Il sindaco di San Vero prosciolto dall’accusa di diffamazione

Luigi Tedeschi aveva criticato il predecessore Adelia Murru Al centro dello scontro i fondi per la solidarietà sociale

SAN VERO MILIS. Si è concluso con il non luogo a procedere il procedimento giudiziario contro il sindaco Luigi Tedeschi, intentato dall’ex primo cittadino Adelia Murru e da altri componenti della maggioranza che la sosteneva. La denuncia era scattata per diffamazione a mezzo stampa. Tutto era nato dalle dichiarazioni fatte da Luigi Tedeschi durante un’assemblea pubblica poi riportate dalla stampa, circa la cifra relativa al fondo di solidarietà sociale (inferiore, secondo Tedeschi, rispetto a quella reale) indicato nella formazione del bilancio approvato dall’amministrazione guidata da Flavia Adelia Murru.

Quest’ultima aveva ritenuto diffamatorie le dichiarazioni. «Nessuna volontà diffamatoria c’è stata da parte mia in quell’occasione – spiega l’attuale sindaco – ma soltanto la denuncia di una responsabilità politica attribuibile a chi ci aveva preceduti nell’amministrazione del Comune». Posizione ritenuta corretta dal giudice per le udienze preliminari che, durante l’udienza tenutasi ieri mattina a Cagliari, ha deciso che non ci fossero gli estremi per rinviare a giudizio Luigi Tedeschi, motivo per cui ha disposto il non luogo a procedere e il suo proscioglimento dall’accusa di diffamazione a mezzo stampa.

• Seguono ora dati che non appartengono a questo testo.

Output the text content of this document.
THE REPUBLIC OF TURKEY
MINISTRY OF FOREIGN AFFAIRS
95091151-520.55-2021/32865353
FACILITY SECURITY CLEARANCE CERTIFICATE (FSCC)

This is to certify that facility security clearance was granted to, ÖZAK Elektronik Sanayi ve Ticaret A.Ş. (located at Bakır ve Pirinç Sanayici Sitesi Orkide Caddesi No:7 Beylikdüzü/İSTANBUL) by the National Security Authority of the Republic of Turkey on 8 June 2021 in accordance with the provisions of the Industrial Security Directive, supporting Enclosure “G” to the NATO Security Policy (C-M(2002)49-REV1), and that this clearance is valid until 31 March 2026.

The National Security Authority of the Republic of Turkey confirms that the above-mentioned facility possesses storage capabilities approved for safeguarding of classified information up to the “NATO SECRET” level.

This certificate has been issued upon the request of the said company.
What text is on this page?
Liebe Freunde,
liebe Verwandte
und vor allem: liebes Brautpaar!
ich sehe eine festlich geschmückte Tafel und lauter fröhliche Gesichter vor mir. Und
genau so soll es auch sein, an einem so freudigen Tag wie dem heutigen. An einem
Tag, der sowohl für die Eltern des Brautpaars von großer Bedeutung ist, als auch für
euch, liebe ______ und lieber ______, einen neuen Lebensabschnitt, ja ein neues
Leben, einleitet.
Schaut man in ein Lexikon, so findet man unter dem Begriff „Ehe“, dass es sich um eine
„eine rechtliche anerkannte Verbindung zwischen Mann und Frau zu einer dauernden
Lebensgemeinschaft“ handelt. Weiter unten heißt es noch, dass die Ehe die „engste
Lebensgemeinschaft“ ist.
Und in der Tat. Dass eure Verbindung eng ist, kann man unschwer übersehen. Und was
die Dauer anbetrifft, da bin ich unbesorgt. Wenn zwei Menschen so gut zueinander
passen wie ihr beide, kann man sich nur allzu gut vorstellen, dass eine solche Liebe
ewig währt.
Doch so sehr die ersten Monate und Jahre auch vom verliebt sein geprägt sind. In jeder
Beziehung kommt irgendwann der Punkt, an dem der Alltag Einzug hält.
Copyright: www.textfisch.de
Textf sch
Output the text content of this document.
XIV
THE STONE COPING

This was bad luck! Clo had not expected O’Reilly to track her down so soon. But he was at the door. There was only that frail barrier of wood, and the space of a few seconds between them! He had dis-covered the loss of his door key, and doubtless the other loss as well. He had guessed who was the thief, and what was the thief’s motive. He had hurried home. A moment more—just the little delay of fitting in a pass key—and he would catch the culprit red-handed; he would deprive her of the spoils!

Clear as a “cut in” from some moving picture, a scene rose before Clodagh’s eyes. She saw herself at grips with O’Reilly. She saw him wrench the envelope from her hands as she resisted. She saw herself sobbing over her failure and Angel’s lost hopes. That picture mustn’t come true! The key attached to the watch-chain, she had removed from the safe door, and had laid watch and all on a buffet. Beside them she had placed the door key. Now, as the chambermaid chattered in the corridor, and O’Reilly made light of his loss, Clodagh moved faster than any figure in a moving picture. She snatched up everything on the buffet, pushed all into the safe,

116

Per l’attuale sindaco la conclusione positiva della vicenda, per cui l’ex sindaca si era costituita parte civile assistita dall’avvocato Antonio Tola, assume un significato politico rilevante.

«Non sono mai stato preoccupato nel merito di una vicenda in cui, a mio giudizio, non si potevano ravvisare gli estremi del reato contestato – sottolinea Tedeschi –, ma a caldo mi viene da dire che sono molto contento. Non per quanto riguarda personalmente me, ma per il paese che non ha bisogno di questi metodi per andare avanti bensì di tranquillità e serenità. È e resterà questo l’unico obiettivo che io e la mia amministrazione continueremo a perseguire. Sono contento perché è crollato un castello accusatorio assolutamente privo di ogni valido supporto. Lo ripeto, io continuerò a pensare al bene di San Vero, il resto ha poca importanza. Ognuno ha il proprio modo per contestare politicamente. Evidentemente chi mi accusava ritiene che i problemi si risolvono rivolgendosi alla magistratura: metodo che certamente non fa bene alla comunità, che ha problemi ben più importanti e urgenti
da risolvere. Aggiungo soltanto che queste piccolezze non mi distrarranno dal proseguire nell’attività amministrativa programmata».

Luigi Tedeschi, nel procedimento che lo vedeva accusato del reato di diffamazione a mezzo stampa, era assistito dall’avvocato Federico Pinna.